Unvincible (#5)

Josh
5 min readMay 24, 2021

--

This is the fourth in a series of episode reviews for the animated TV show Invincible, starting from the end and working backwards. See the overview here.

Last time our cup runneth over with criticisms.

Now this was a very fine episode indeed — I probably enjoyed this episode most out of everything so far. As a monster-of-the-week outing it outstripped sewer-Frankenstein by some considerable distance, with a cast of engaging, complex characters each with their own relevant motivations and morality.

Mark really is a shit to Amber, who with the benefit of foresight we know is bracing in every conversation for the one thing she wants to hear (“I was busy doing superhero shit that I am going to cease lying to you about”) and all his affected romantic gestures, effortful though they are, do not do her this basic decency — and he is assuming that she’s not smart enough to notice.

Eve’s family drama also reaches a high point here, with the parts I’ve already seen turning out to be a coda to events this episode. Like Mark, she has a fascist for a father — a petty, vindictive, sexist psychopath who does nothing but belittle her in the guise of fatherly advice. The other piece of the puzzle for her is helping out at Amber’s soup kitchen job, which gives her some welcome (albeit as we’ll see, slightly unclear) perspective on what it means to help people.

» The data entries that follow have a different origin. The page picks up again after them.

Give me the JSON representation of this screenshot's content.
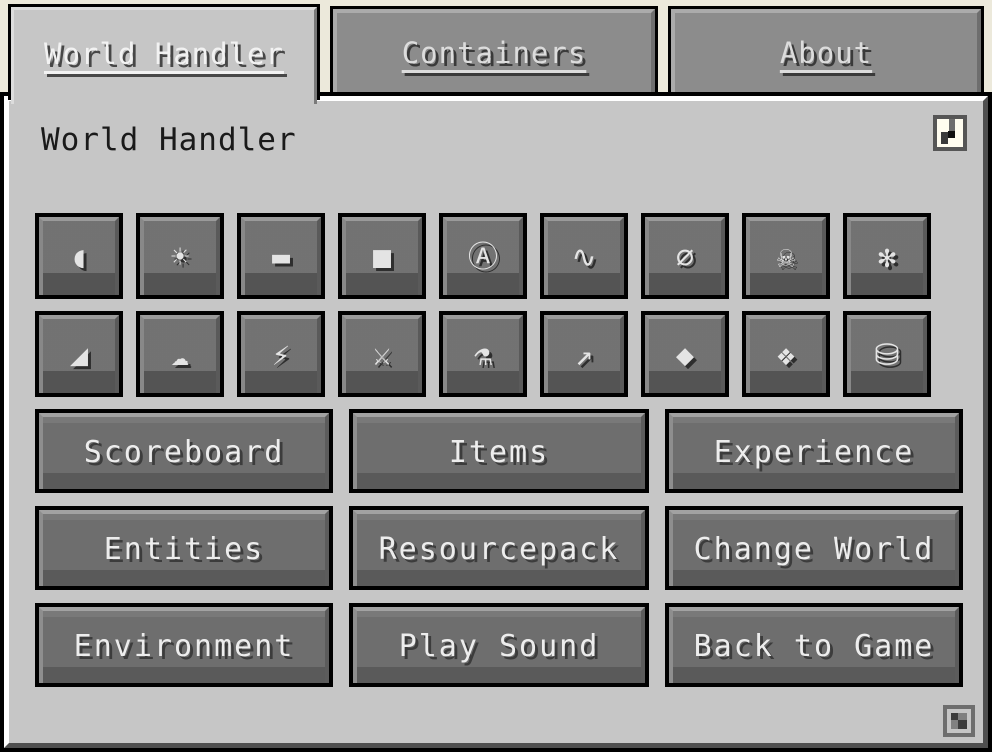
{
  "tabs": [
    {
      "label": "World Handler",
      "active": true
    },
    {
      "label": "Containers",
      "active": false
    },
    {
      "label": "About",
      "active": false
    }
  ],
  "window": {
    "title": "World Handler",
    "toggle_icon": "checkmark-toggle",
    "resize_icon": "resize-grip-icon"
  },
  "icon_rows": [
    [
      {
        "name": "time-sunrise-icon",
        "glyph": "◖"
      },
      {
        "name": "time-noon-sun-icon",
        "glyph": "☀"
      },
      {
        "name": "time-sunset-icon",
        "glyph": "▬"
      },
      {
        "name": "time-night-icon",
        "glyph": "■"
      },
      {
        "name": "game-mode-icon",
        "glyph": "Ⓐ"
      },
      {
        "name": "difficulty-wave-icon",
        "glyph": "∿"
      },
      {
        "name": "difficulty-peaceful-icon",
        "glyph": "⌀"
      },
      {
        "name": "difficulty-hard-icon",
        "glyph": "☠"
      },
      {
        "name": "settings-gear-icon",
        "glyph": "✻"
      }
    ],
    [
      {
        "name": "weather-clear-icon",
        "glyph": "◢"
      },
      {
        "name": "weather-rain-icon",
        "glyph": "☁"
      },
      {
        "name": "weather-thunder-icon",
        "glyph": "⚡"
      },
      {
        "name": "sword-icon",
        "glyph": "⚔"
      },
      {
        "name": "potion-icon",
        "glyph": "⚗"
      },
      {
        "name": "bow-icon",
        "glyph": "↗"
      },
      {
        "name": "block-diamond-icon",
        "glyph": "◆"
      },
      {
        "name": "block-ore-icon",
        "glyph": "❖"
      },
      {
        "name": "chest-icon",
        "glyph": "⛁"
      }
    ]
  ],
  "text_rows": [
    [
      {
        "name": "scoreboard-button",
        "label": "Scoreboard"
      },
      {
        "name": "items-button",
        "label": "Items"
      },
      {
        "name": "experience-button",
        "label": "Experience"
      }
    ],
    [
      {
        "name": "entities-button",
        "label": "Entities"
      },
      {
        "name": "resourcepack-button",
        "label": "Resourcepack"
      },
      {
        "name": "change-world-button",
        "label": "Change World"
      }
    ],
    [
      {
        "name": "environment-button",
        "label": "Environment"
      },
      {
        "name": "play-sound-button",
        "label": "Play Sound"
      },
      {
        "name": "back-to-game-button",
        "label": "Back to Game"
      }
    ]
  ],
  "colors": {
    "background": "#ECE9DB",
    "panel": "#C6C6C6",
    "button_face": "#6E6E6E",
    "tab_inactive": "#8C8C8C",
    "text_light": "#EDEDED",
    "text_dark": "#1A1A1A",
    "outline": "#000000"
  }
}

Debbie’s continuing investigation into Omni-man proceeds apace — it’s very hard for me to see how this plot strand could possibly have been a mystery or twist. It’s effectively “My husband is materially linked to a series of murders” vs “No he isn’t”. The mystery is his motivation, which has a delightful clarity here by way of context: the charming Tiger-man hired by the mob boss stands in as a direct proxy for Omni-man’s beliefs in the climactic fight, hammering all of Earth’s mightiest heroes to and fro and voicing his disdain for their efforts to stop him.

Omni-man loves his son, for whatever that is worth, but he wants his belief in the primacy of force to come before everything. Omni-man watches stoically as the hilarious cast of minor villains led by Tiger, the only actually effective combatant, beat his son to a pulp. It’s a pitch-perfect spoof of late-show Justice League Unlimited. Are we to assume the “anonymous call to Cecil” was the man himself, quietly betraying his ethics?

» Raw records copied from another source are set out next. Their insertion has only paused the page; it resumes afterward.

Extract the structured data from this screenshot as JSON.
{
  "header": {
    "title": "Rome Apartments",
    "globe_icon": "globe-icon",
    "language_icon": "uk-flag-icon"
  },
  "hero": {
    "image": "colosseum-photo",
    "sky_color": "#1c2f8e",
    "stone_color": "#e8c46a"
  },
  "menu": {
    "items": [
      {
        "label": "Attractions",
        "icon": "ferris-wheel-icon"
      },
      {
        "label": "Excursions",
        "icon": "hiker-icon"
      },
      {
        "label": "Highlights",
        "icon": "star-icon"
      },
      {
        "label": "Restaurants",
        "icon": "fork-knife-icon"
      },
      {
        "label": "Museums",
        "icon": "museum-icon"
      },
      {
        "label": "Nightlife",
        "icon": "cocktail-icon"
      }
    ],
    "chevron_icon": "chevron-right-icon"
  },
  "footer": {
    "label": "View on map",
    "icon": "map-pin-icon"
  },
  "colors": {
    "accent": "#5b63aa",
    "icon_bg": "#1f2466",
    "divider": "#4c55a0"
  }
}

And to round out the episode’s cast of dubious father figures, we are introduced to Titan, a high-level mob enforcer with a heart of gold who can coat his skin in stone (although several times in the episode the skin under the stone also appears to deflect bullets). In an incredibly audacious move, he scams Mark into helping him make a play against his boss, a man named “Machine head” who eats computer chips to get off. The transition from Titan requesting Mark’s help on the roof of a city apartment block to Mark mulling over his request while spooning out mashed potato from his detached suburban home is as good as the show gets. And if in the end Titan wants to use the ring of power rather than cast it into the fires of Mount Doom? Frankly, that’s his choice to make.

Mark’s whole challenge in this episode, from the perspective of people with common decency, is to see that there are complex situations which cannot be simply punched into submission no matter how unpleasant they are. His desire — borne of his father’s direct instruction, to be fair to him — to seek out problems that are sufficiently grand to require his intervention means that even an issue that seems to him to be small and personal, Titan’s request to help him “get out” of the mob business, causes the near-death of several people. Ensuring that people are fed, while it may not be as dramatic, is a certain way to help. Mark is wrong to postpone it based on the assumed priority of “saving the world”, and he’s rightly going to get dumped for it.

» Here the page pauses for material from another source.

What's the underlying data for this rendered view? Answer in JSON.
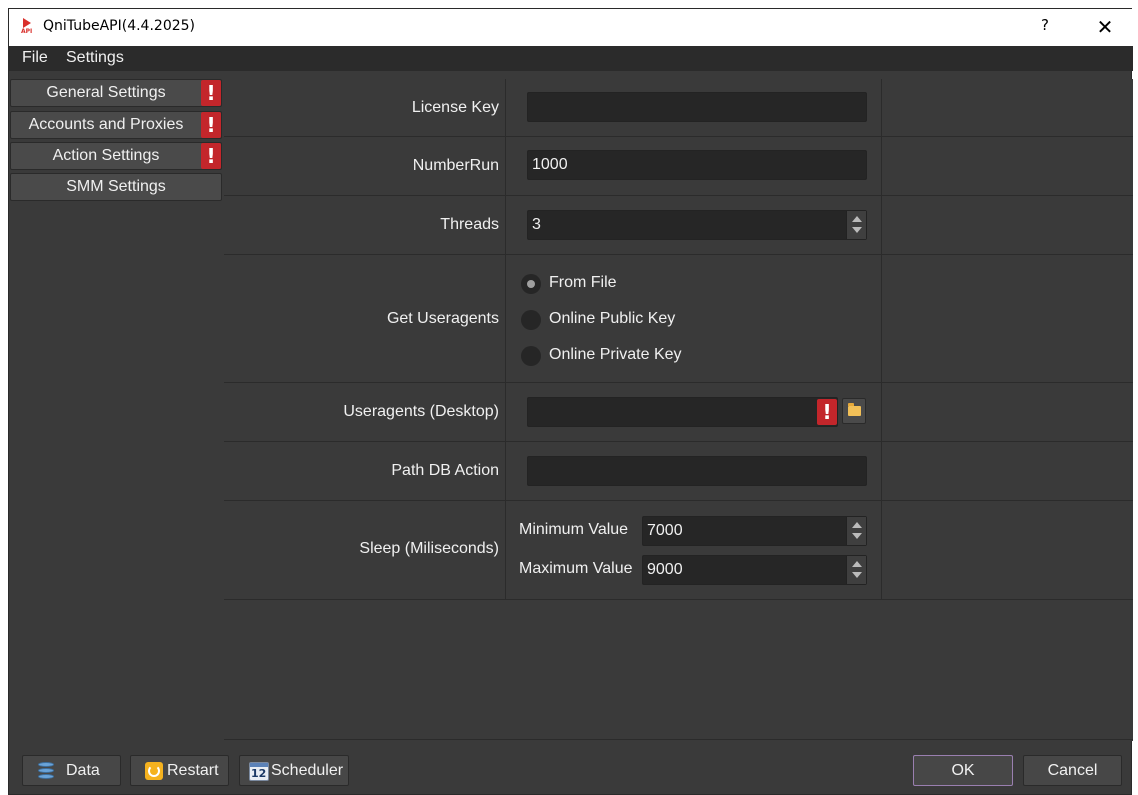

I feel like there are hard limits on the possibility of being a superhero through individual acts of kindness, which is what Eve is quietly building towards in this episode and the next. There are big problems which cannot be solved with simple solutions, but that doesn’t mean we can ignore them — and if you take on personal intervention to solve all the world’s problems, when does that obligation end? The first act of Man of Steel is very relevant here.

The Justice League have their own segment with their own father figure who is unwisely attempting to discipline them when they’d be better off becoming comfortable in their own company, but it’s extremely boring and thankfully short. We also see the cloner twins in the act of cloning themselves, which is pleasant but all-too-brief.

I will say that between fickle, be-mullet-ed right-hand man Izotope this episode and the lank-haired evil scientist from #6, men with long hair are getting really short shrift in this series. And let the foreshadowing alarm ring with the way Saiyan-furious Mark rips the ineffectual villain made of magma in two — that’s the kind of violence you can only get away with on non-human characters, right… right?

Oh, and Robot is super, super creepy this episode. Cumulatively, that robot needs to step off. It’s difficult to determine, between Machine Head and Robot, which “artificial lifeform” is more distasteful here.

In total though, a barnstorming demonstration of what the show can do with the setting and characters that’s neither “replay Watchmen” nor “hang off the one big turn that’s coming”. It’s a leap into the very best kind of semi-serialised genre TV and past this point I am genuinely excited for more.